Engine Speed–Independent Acoustic Signature for Vehicles

Abstract

A vehicle, when running, makes a complex sound emission from the engine, the exhaust, the air conditioner, and other mechanical parts. Analysis of this sound for the purpose of vehicle identification is an interesting practice which has security- and transportation-related applications. Engine speed variation, which causes shifts in the frequency content of the emissions, makes Fourier-based methods ineffective in terms of providing a stable signature for the vehicle. We search for an engine speed–independent acoustic signature for the vehicle, and for this purpose, we propose wavelet packet analysis rather than traditional time- or frequency-domain methods.
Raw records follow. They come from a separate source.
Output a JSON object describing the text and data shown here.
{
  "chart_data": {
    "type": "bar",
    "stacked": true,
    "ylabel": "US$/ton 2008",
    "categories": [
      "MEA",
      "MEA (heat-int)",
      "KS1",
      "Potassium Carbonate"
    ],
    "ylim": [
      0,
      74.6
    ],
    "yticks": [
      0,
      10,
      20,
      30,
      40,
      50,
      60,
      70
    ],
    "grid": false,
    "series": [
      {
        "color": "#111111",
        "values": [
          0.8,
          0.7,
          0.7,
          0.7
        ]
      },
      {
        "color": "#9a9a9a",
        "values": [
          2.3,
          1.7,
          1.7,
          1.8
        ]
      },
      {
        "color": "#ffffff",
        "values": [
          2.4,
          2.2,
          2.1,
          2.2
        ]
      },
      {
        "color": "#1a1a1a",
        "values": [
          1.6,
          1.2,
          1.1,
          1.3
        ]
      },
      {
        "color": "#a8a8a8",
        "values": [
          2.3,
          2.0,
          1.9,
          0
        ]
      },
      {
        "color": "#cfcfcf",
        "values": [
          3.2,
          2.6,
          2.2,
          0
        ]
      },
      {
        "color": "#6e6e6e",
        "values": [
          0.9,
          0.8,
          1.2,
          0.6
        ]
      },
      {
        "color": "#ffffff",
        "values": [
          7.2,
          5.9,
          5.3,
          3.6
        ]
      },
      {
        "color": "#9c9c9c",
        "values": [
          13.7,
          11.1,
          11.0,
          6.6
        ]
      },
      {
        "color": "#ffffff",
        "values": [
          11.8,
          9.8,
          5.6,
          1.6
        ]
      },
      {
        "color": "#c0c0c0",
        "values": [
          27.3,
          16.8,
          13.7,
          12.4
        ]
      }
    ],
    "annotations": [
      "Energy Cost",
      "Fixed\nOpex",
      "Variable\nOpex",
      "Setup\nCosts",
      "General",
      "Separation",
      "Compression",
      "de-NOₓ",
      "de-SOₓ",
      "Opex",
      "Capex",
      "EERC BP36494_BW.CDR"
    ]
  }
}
Wavelet packet analysis, by providing arbitrary time–frequency resolution, enables analyzing signals of stationary and non-stationary nature. It has better time representation than Fourier analysis and better high-frequency resolution than wavelet analysis. Under varying engine speed, sound emissions are recorded from four cars and analyzed by wavelet packet analysis. Wavelet packet analysis subimages are further analyzed to obtain feature vectors in the form of log energy entropy, norm entropy, and energy. These feature vectors are fed into a classifier, multilayer perceptron, for evaluation. While norm entropy achieves a classification rate of 100%, log energy entropy and energy achieves classification rates of 99.26% and 97.79%, respectively. These results indicate that, wavelet packet analysis along with norm entropy and multilayer perceptron provides an accurate vehicle-specific acoustic signature independent of the engine speed.